The parish’s Career Technical Education programs also were spotlighted during the Human Resources and Education Committee portion of the meeting and students excelling in those classes were honored.

They included Devin Collins, of Salmen, who wrote the first-place essay entered in the Jobs for America’s Graduates state competition, as well as Salmen schoolmate Tajanee’ Burton who won the public speaking division at the state level.

The program is the largest high school dropout prevention and recovery program in the U.S.

Fontainebleau students, in particular, excelled in the St. Tammany welding and electrical programs, and they were among the honorees on Thursday.

Students receiving awards included Sean Sorensen and Connor Mascari (first in the team division of the FFA state welding competition;) William Bringol and Zachary Russell (fifth in team division state welding;) Zachary Pinion (first in the Associated Builders and Contractors beginner welding competition; and Cameron Russel (second in the beginner welding field.)

Mascari also placed second in the advanced welding division at the ABC competition.

AJ Muntz, of Pearl River, won the advanced welding division at the ABC event and schoolmate Josh Rogers placed fourth in the field.
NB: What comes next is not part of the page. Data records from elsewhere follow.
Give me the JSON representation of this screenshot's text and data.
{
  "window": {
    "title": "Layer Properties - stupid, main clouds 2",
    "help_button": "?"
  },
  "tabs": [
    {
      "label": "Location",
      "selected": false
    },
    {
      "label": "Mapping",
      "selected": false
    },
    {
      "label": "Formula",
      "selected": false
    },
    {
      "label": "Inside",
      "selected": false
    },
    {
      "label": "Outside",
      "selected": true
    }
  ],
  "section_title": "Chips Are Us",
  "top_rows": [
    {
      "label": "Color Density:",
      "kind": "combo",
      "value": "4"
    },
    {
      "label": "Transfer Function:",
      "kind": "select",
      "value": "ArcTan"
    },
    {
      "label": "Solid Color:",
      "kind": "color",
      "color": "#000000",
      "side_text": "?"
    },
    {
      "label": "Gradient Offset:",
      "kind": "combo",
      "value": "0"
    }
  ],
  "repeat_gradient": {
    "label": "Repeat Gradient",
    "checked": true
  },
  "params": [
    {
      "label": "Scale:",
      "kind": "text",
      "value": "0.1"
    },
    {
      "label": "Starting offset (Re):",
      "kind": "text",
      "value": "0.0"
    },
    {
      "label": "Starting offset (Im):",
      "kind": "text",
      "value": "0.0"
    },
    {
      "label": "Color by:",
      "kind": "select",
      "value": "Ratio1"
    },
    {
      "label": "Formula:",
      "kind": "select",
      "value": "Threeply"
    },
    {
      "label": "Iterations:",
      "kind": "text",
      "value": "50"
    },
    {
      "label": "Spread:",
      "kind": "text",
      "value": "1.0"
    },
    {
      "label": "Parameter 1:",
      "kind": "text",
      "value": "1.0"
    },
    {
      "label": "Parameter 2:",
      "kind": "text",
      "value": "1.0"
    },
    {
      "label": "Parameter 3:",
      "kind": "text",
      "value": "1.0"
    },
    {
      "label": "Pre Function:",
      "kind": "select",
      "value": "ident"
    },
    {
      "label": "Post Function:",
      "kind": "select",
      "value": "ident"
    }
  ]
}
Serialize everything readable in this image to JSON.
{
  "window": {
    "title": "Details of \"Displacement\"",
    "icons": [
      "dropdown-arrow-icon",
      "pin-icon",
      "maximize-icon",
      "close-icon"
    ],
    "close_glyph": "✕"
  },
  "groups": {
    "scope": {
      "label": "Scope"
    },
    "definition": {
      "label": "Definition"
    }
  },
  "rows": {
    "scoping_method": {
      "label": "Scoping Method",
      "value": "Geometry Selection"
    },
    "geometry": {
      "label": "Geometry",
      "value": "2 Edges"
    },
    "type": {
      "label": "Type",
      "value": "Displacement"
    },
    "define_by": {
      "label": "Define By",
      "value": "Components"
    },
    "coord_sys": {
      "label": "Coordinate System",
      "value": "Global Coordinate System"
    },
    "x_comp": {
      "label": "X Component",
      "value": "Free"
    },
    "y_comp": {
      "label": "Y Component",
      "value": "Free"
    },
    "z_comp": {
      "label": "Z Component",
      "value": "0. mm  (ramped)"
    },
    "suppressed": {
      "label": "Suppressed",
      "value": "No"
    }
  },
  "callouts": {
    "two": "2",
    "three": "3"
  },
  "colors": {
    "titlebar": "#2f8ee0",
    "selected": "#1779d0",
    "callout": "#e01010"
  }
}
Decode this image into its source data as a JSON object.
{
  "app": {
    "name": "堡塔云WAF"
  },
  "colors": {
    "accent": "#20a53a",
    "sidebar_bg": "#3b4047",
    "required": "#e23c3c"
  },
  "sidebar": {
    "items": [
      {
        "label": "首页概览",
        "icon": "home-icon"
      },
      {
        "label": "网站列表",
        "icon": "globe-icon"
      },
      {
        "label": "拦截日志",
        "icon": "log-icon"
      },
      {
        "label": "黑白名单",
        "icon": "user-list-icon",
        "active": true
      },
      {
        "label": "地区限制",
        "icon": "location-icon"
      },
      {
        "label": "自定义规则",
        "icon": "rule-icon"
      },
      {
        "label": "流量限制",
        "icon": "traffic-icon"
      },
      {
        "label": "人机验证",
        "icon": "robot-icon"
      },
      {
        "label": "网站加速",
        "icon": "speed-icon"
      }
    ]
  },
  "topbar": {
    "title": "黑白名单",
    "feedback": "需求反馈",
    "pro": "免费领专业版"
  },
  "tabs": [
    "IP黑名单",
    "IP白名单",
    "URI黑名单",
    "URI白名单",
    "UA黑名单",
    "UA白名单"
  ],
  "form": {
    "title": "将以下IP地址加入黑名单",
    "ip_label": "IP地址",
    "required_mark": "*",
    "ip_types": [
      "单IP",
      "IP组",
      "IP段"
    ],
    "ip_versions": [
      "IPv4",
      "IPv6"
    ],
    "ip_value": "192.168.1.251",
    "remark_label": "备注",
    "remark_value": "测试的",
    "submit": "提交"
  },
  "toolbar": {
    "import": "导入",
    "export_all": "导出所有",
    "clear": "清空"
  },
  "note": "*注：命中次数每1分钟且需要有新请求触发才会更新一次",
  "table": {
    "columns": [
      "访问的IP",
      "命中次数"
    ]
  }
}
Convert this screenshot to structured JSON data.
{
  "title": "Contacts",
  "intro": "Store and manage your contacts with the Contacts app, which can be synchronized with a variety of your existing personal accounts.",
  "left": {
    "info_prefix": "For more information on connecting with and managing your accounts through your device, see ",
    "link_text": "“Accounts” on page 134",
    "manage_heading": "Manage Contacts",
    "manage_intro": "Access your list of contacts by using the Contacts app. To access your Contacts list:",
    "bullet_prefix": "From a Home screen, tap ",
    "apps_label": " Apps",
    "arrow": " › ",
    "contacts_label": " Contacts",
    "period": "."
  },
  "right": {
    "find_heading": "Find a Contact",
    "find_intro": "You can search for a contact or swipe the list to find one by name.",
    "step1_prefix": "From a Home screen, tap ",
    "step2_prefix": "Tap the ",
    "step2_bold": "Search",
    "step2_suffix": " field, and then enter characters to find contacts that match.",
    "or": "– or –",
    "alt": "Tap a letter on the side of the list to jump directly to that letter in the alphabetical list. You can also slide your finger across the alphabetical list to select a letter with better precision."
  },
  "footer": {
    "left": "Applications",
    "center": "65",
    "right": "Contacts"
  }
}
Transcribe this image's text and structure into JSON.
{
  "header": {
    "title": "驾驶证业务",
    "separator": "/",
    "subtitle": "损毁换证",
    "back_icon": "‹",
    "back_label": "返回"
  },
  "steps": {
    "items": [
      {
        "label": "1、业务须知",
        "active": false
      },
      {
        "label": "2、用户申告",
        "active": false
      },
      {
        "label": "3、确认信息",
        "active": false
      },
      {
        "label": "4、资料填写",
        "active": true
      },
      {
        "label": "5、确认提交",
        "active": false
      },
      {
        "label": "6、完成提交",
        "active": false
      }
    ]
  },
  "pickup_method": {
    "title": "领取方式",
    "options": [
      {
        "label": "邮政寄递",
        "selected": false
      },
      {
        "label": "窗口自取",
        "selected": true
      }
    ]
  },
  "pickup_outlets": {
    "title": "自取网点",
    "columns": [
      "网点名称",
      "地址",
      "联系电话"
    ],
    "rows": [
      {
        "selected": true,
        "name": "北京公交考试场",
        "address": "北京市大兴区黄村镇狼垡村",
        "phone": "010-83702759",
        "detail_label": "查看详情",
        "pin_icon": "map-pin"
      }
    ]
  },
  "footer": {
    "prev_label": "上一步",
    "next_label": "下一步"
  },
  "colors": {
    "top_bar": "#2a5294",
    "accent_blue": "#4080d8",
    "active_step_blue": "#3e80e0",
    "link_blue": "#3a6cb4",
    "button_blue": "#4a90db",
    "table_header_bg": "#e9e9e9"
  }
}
Pearl River’s Caleb Taylor placed fourth in the beginner welding competition.

Slidell High’s William Kells Brown was third in the advanced welding competition and Anthony Cabrera was first in the advanced electrical division.

CTE instructors at participating schools were thanked for their contributions to the programs, as well. They are Eric DuBuisson, JAG instructor, Salmen; John O’Bryan, welding, Fontainebleau; Billy Mayfield, welding, Pearl River; and Hunter King, welding and electrical instructor, Slidell.

Beamer Aston and Austin Hanger of Textron Marine and Land Systems, which has operations in Slidell, announced that Textron recently had hired several students from the parish's CTE programs, and were impressed with their skills sets. They said there is a continued need for skilled laborers in both the local and national workforce.

Maria Hernandez-McCloud won the Monteleone Technology Award which is presented by the school system annually to a teacher who empowers students to learn using technology tools and resources. Her proposal, titled the “Makey STEM Music Project” was written as an innovative way to bring science, technology, engineering and math skills into her music classes.

The award is named for former Parish Schools Superintendent Leonard P. Monteleone, who served in the capacity from 1995 until he died in 2003.

The school board also unanimously accepted as complete the infrastructure of a temporary modular classroom wing at Mandeville High. The project cost $861,729 and Steele-R Development the contractor. Satellite Shelters provided the modular buildings and Holly and Smith, APAC did the architectural work.

Mandeville High has experienced a spike in student population in recent years, and the school board recently funded a $14.6 million project there to build a three-story classroom building that will contain 38 permanent classrooms and do away with old modular buildings, among other improvements around campus.